The Jenkins slept until noon the next day, ate in their hotel restaurant and were served raw chicken, then went to the rink for Game 6 to watch Canada skate to a 3-2 win.

"We weren’t eating well but we were drinking well because the champagne was excellent and cheap (two rubles for a bottle), and we had it for breakfast lunch and dinner," said Dave. "The water wasn’t safe to drink and the coffee your spoon would stand up in."

They loved the Moscow Circus and the caviar served with cream and blackberries during the intermission at the opera Rigeletto at the Bolshoi Theatre was to die for. For obvious reasons, Russia in 1972 was not a favoured tourist destination and the natives were not used to seeing a foreign invasion arriving by the busload. Kids flocked to them, asking for chewing gum, but cab drivers saw their red and white flags and kept driving rather than pick them up.

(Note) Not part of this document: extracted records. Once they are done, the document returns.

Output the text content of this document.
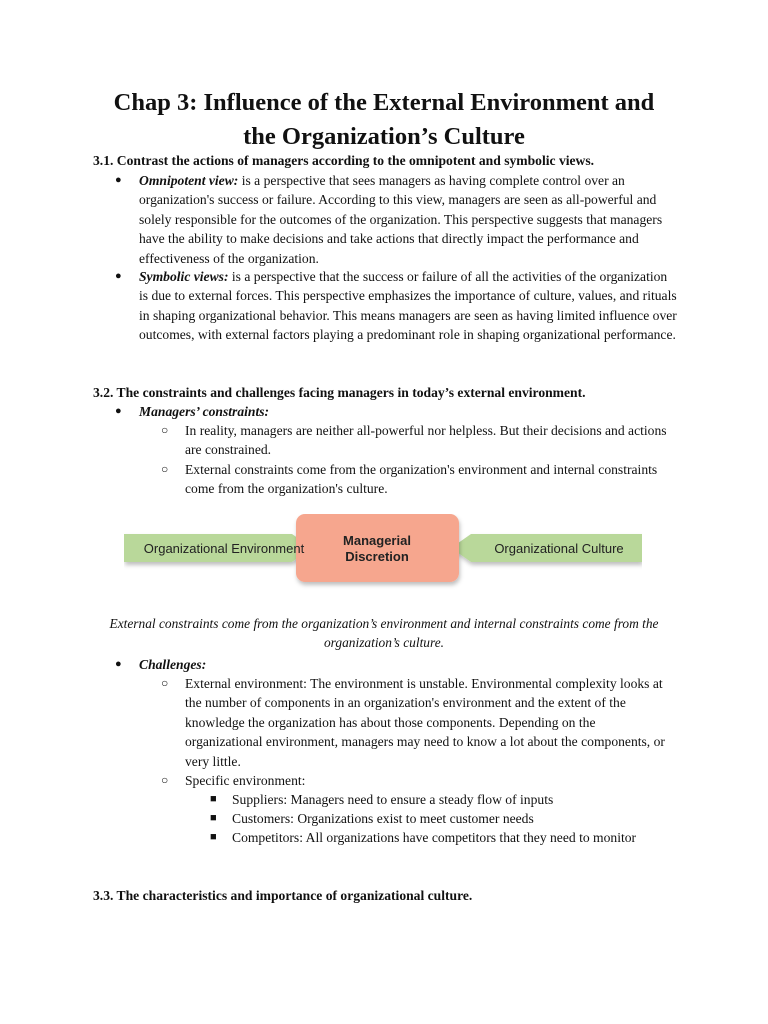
Chap 3: Influence of the External Environment and
the Organization’s Culture

3.1. Contrast the actions of managers according to the omnipotent and symbolic views.

● Omnipotent view: is a perspective that sees managers as having complete control over an organization's success or failure. According to this view, managers are seen as all-powerful and solely responsible for the outcomes of the organization. This perspective suggests that managers have the ability to make decisions and take actions that directly impact the performance and effectiveness of the organization.
● Symbolic views: is a perspective that the success or failure of all the activities of the organization is due to external forces. This perspective emphasizes the importance of culture, values, and rituals in shaping organizational behavior. This means managers are seen as having limited influence over outcomes, with external factors playing a predominant role in shaping organizational performance.

3.2. The constraints and challenges facing managers in today’s external environment.

● Managers’ constraints:
○ In reality, managers are neither all-powerful nor helpless. But their decisions and actions are constrained.
○ External constraints come from the organization's environment and internal constraints come from the organization's culture.
Organizational Environment
Managerial
Discretion
Organizational Culture

External constraints come from the organization’s environment and internal constraints come from the organization’s culture.

● Challenges:
○ External environment: The environment is unstable. Environmental complexity looks at the number of components in an organization's environment and the extent of the knowledge the organization has about those components. Depending on the organizational environment, managers may need to know a lot about the components, or very little.
○ Specific environment:
■ Suppliers: Managers need to ensure a steady flow of inputs
■ Customers: Organizations exist to meet customer needs
■ Competitors: All organizations have competitors that they need to monitor

3.3. The characteristics and importance of organizational culture.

"When 3,000 Canadians invade a city of eight million they regard you with some disdain and when you come to beat their hockey team that's even worse," said Johanna.

As she wrote in her trip diary: “Russia has nothing beautiful or happy about it. It is an efficient country running according to schedule but with no feeling, at least not for any visitors. Russia is definitely a cold country.

“They always use one door even if there are eight doors. Every part of our departure had police standing guard. They have very strict observance as they are afraid people will get out of the country.”

Canada took Game 7 by a score of 4-3 and in Game 8 the visitors were trailing 5-3 heading into the second intermission. But Esposito scored early in the third period and Yvan Cournoyer tied it 5-5 with seven minutes left, setting up Henderson's dramatic game winner in the final minute. Had Henderson not scored, the Russians would have won the series based on having a better goal differential.

“Henderson's goal was at the far end from us, and we were delirious after Canada won,” said Dave. "That was our team.

“We came out of the arena having won the series and there were literally dozens of big transport vehicles with mounted horsemen in the back ready to be let out in case of a riot.”

Two days later, when the plane's wheels finally left the runway in Moscow after 10 days in the Russian capital, the crowd of Canadians on board let the pilot know they appreciated what he had just done for them.

“It was an immense relief to be out of Moscow, the cheer was louder when the plane was in the air than it was for Henderson's final goal, and it was spontaneous,” laughed Dave. “We landed in Copenhagen and ate rare roast beef, scallop potatoes, shrimp cocktail and chocolate mousse at the hotel. It was like a dream.

“That trip made us appreciate the country we live in and the amenities we have so much I never once again thought I wanted to go to a place like Russia, but I'm glad I did.”